Each January, we arrive at the start of a new calendar year, and the messages we get from the world around tell us to start fresh, set goals and resolutions, and jump-start new things right. now. But, in many parts of the world, January is still the start of winter, and even as The World Around Us screams to start, the ground we stand on and everything that grows from it is dormant, sleeping, hibernating, resting. Replenishing. Isn’t that a conundrum, to try and force our bodies into new, challenging projects while the ground that supports us is sleeping?
(And for the rest of the world that isn’t in the middle of winter, it’s the middle of summer - so everyone’s hot and in need of a siesta. Also not an ideal time to jump-start new projects).
If we’re starting the year off at the root, we need to ground. We need to look at our lives from the bottom up, and make sure our houses are in order. We need to nest. We need to connect with our family and friends. We need to nourish and warm ourselves with delicious, nutritious foods. We need to sleep and rest and we need to spend a lot of time thinking about the future, making plans. We need to get outside and breathe the fresh air, even when it’s cold and gray outside, and touch grass. Take a walk. Hug a tree. Cold plunge. Sit by a campfire (or one of those nifty outdoor fire pit tin can things). Connect with nature. Let the ideas for what’s next percolate for a little while.

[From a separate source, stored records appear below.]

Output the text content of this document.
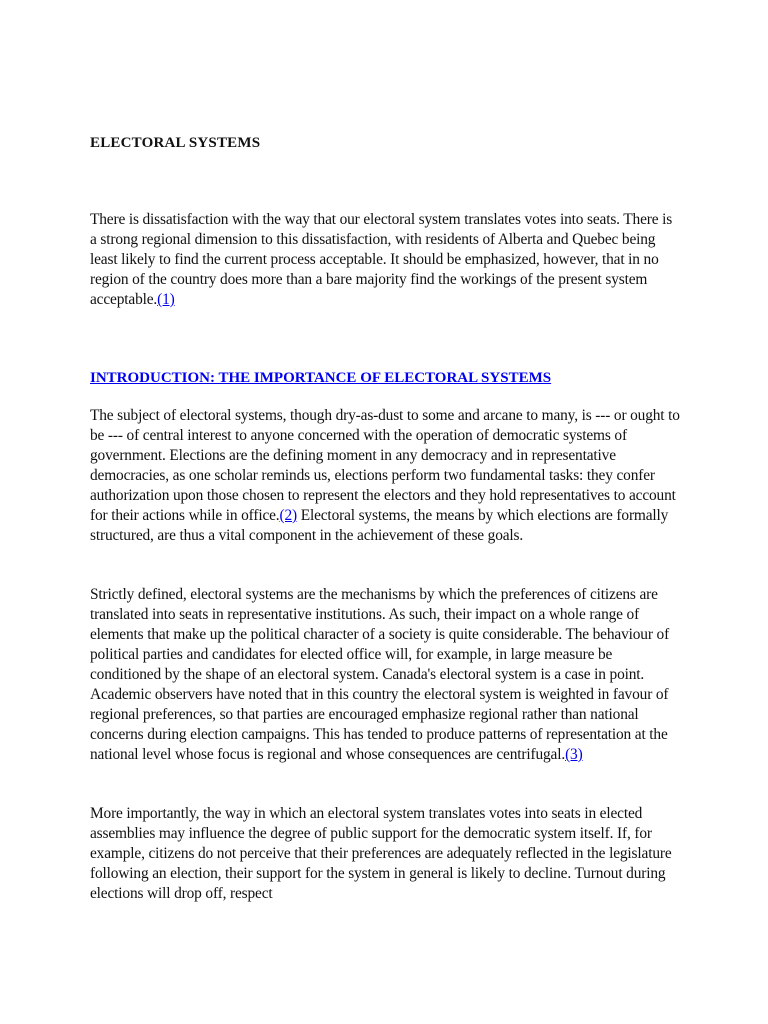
ELECTORAL SYSTEMS

There is dissatisfaction with the way that our electoral system translates votes into seats. There is a strong regional dimension to this dissatisfaction, with residents of Alberta and Quebec being least likely to find the current process acceptable. It should be emphasized, however, that in no region of the country does more than a bare majority find the workings of the present system acceptable.(1)

INTRODUCTION: THE IMPORTANCE OF ELECTORAL SYSTEMS

The subject of electoral systems, though dry-as-dust to some and arcane to many, is --- or ought to be --- of central interest to anyone concerned with the operation of democratic systems of government. Elections are the defining moment in any democracy and in representative democracies, as one scholar reminds us, elections perform two fundamental tasks: they confer authorization upon those chosen to represent the electors and they hold representatives to account for their actions while in office.(2) Electoral systems, the means by which elections are formally structured, are thus a vital component in the achievement of these goals.

Strictly defined, electoral systems are the mechanisms by which the preferences of citizens are translated into seats in representative institutions. As such, their impact on a whole range of elements that make up the political character of a society is quite considerable. The behaviour of political parties and candidates for elected office will, for example, in large measure be conditioned by the shape of an electoral system. Canada's electoral system is a case in point. Academic observers have noted that in this country the electoral system is weighted in favour of regional preferences, so that parties are encouraged emphasize regional rather than national concerns during election campaigns. This has tended to produce patterns of representation at the national level whose focus is regional and whose consequences are centrifugal.(3)

More importantly, the way in which an electoral system translates votes into seats in elected assemblies may influence the degree of public support for the democratic system itself. If, for example, citizens do not perceive that their preferences are adequately reflected in the legislature following an election, their support for the system in general is likely to decline. Turnout during elections will drop off, respect
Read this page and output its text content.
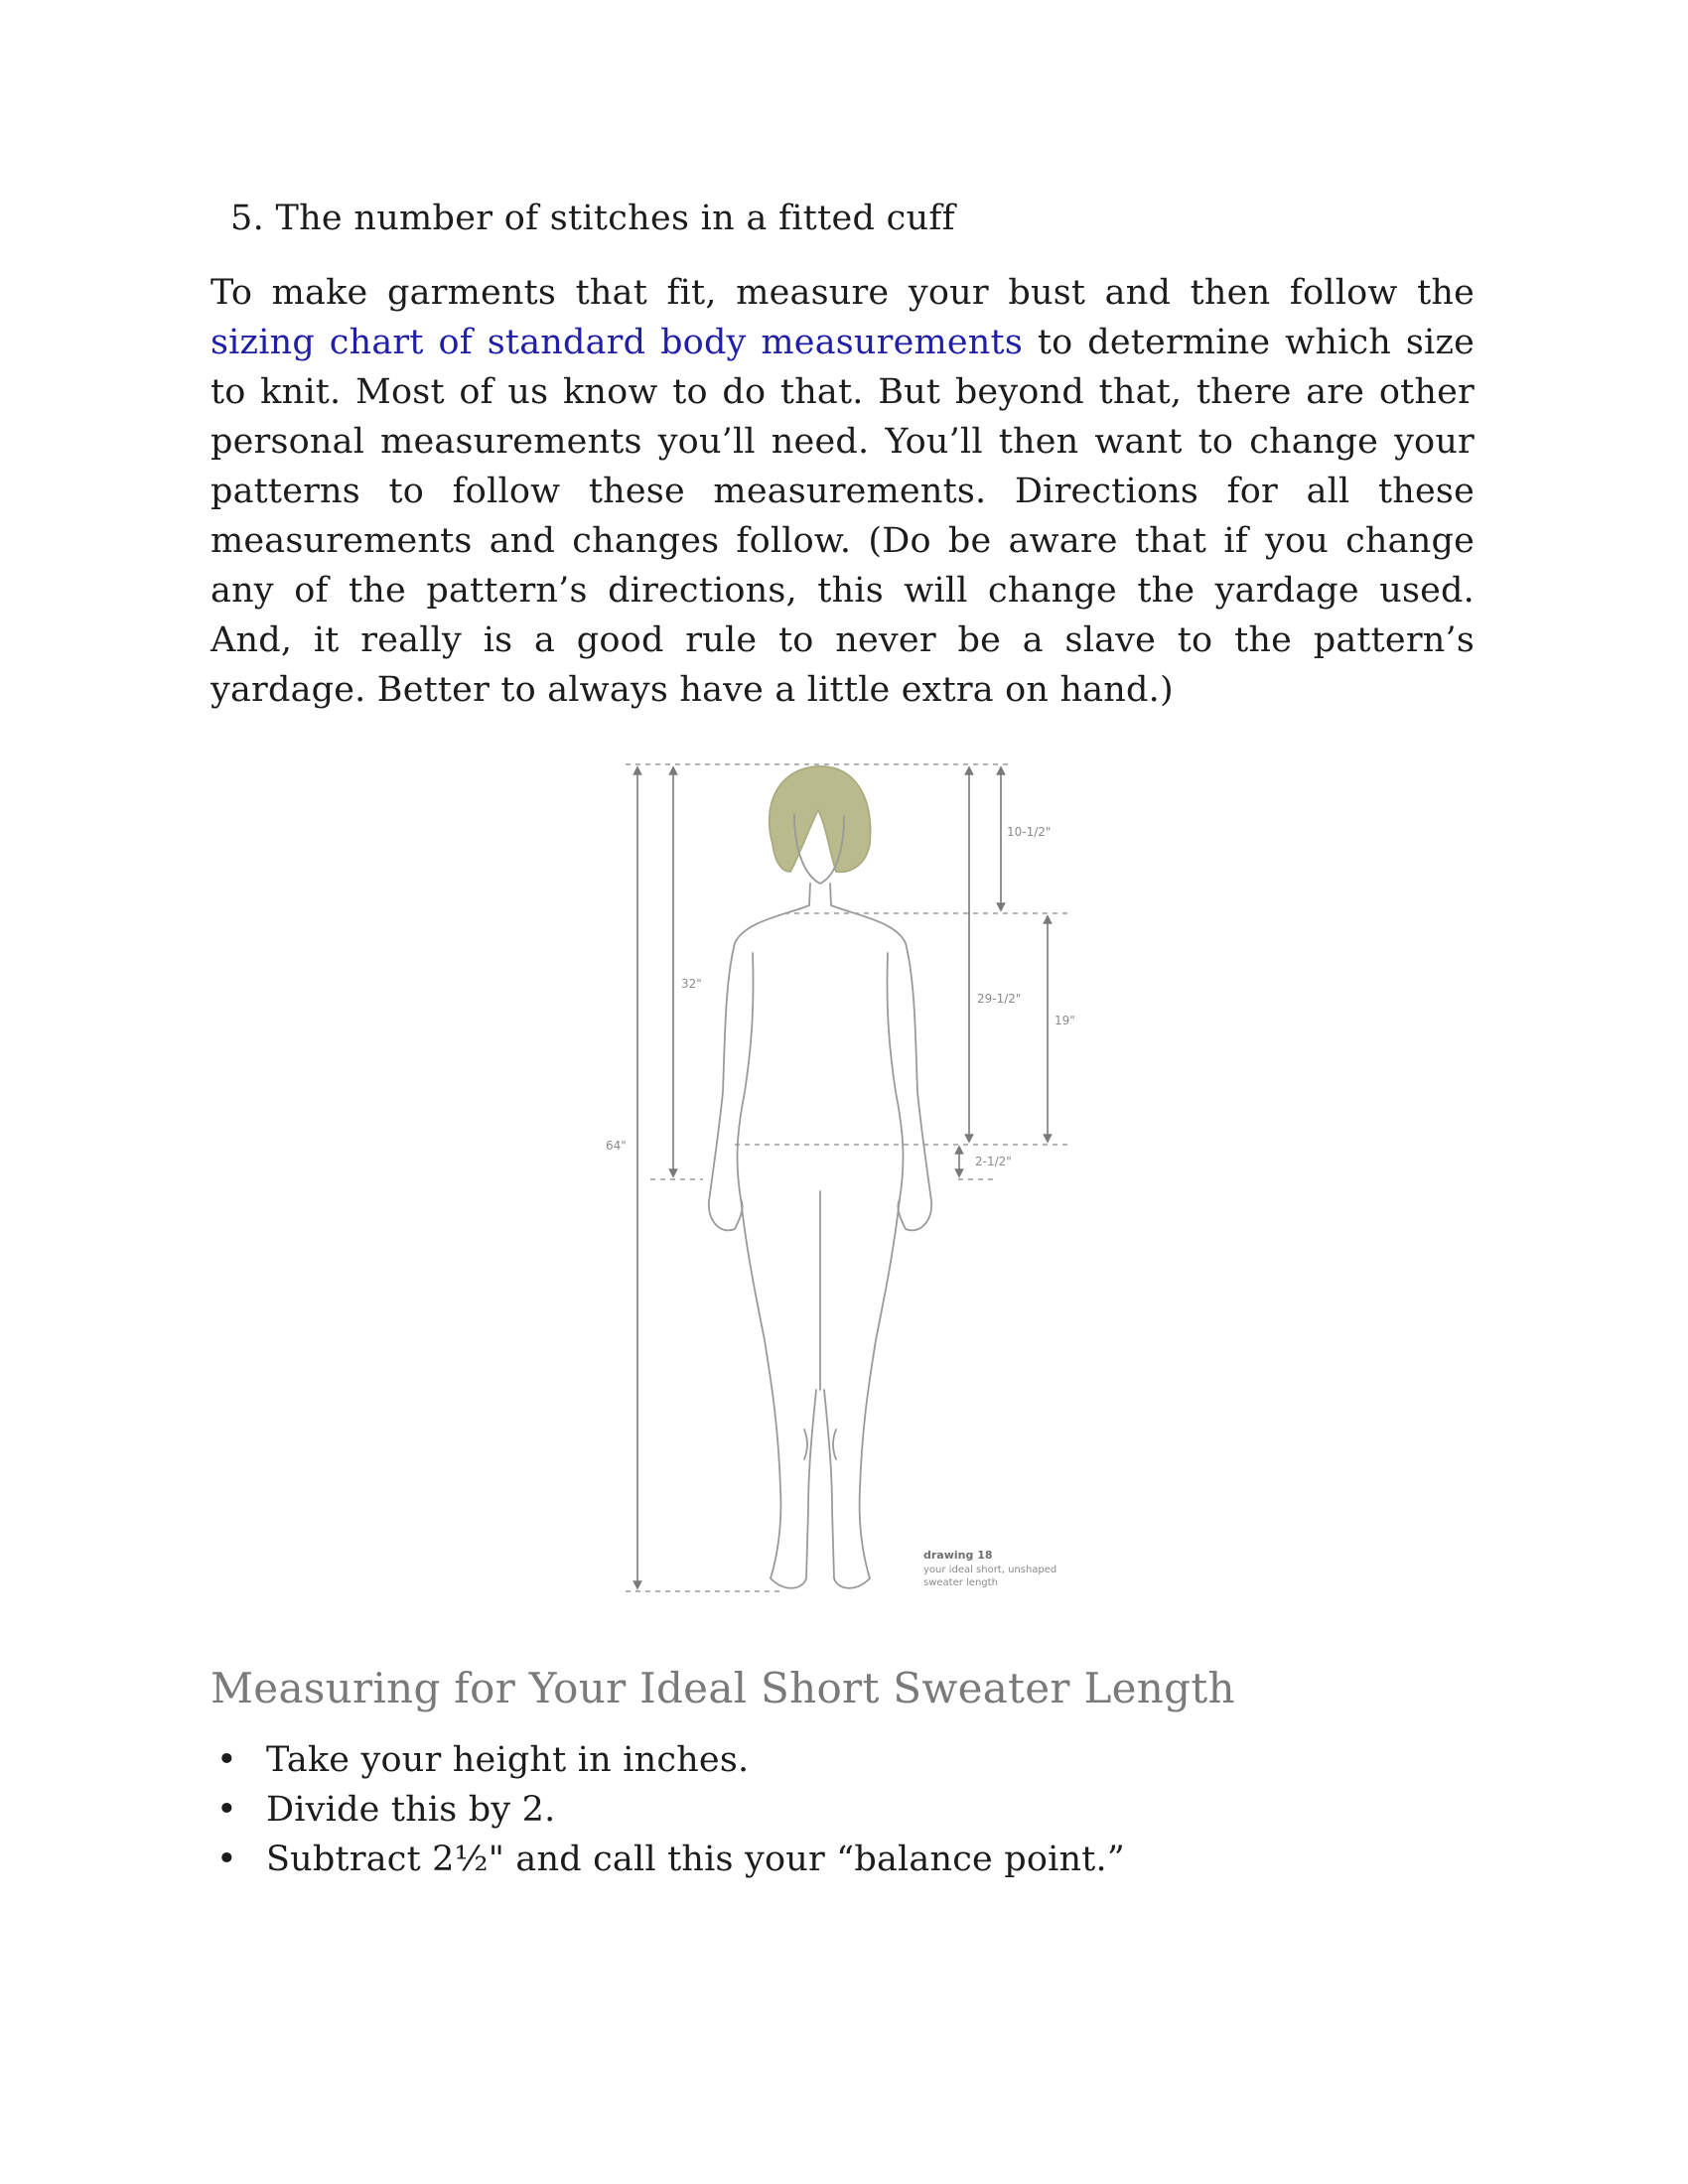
5. The number of stitches in a fitted cuff

To make garments that fit, measure your bust and then follow the sizing chart of standard body measurements to determine which size to knit. Most of us know to do that. But beyond that, there are other personal measurements you’ll need. You’ll then want to change your patterns to follow these measurements. Directions for all these measurements and changes follow. (Do be aware that if you change any of the pattern’s directions, this will change the yardage used. And, it really is a good rule to never be a slave to the pattern’s yardage. Better to always have a little extra on hand.)

64"
32"
10-1/2"
29-1/2"
19"
2-1/2"
drawing 18
your ideal short, unshaped
sweater length
Measuring for Your Ideal Short Sweater Length
• Take your height in inches.
• Divide this by 2.
• Subtract 2½" and call this your “balance point.”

It’s okay to start slow, to gear up. This week, I’ve been at the start of a new schedule that I’m really excited about, and also recovering from yet another round of illness. As much as I might have liked to also take a bunch of yoga classes and go for my daily walk and dive right back into therapy, I decided not to take on every single thing this week. I decided to start my weekly classes back up, and focus on sleeping enough and staying fed and hydrated and getting well, and then add something else next week, and something else the week after that, til I feel like I’m in the groove I’m imagining is going to feel great in the very near future.
Why does this feel so rebellious, in a way? Why is it so hard to prioritize this root energy, if it’s so needed? Maybe because it’s unglamorous, and it feels a little bit like tidying up your house or getting your chores done on the weekend so the week feels a little easier. But I’m noticing how nice it feels this week, to sleep, to make myself a nice breakfast and spend a couple hours at my desk, then head to my classes, reconnect with students, start falling back into a pattern one step at a time, noticing how it all feels along the way because I have the time and space to do that. To notice.
Whatever your new year looks like, whatever wishes are on your to-do or to-make list, maybe this week you can give yourself some permission to slow down, to go back to the basics and take care of your root. Ground yourself in the things that make you feel safest, coziest, and most yourself. Trust yourself to arrive where you’re meant to be, right when you’re meant to get there.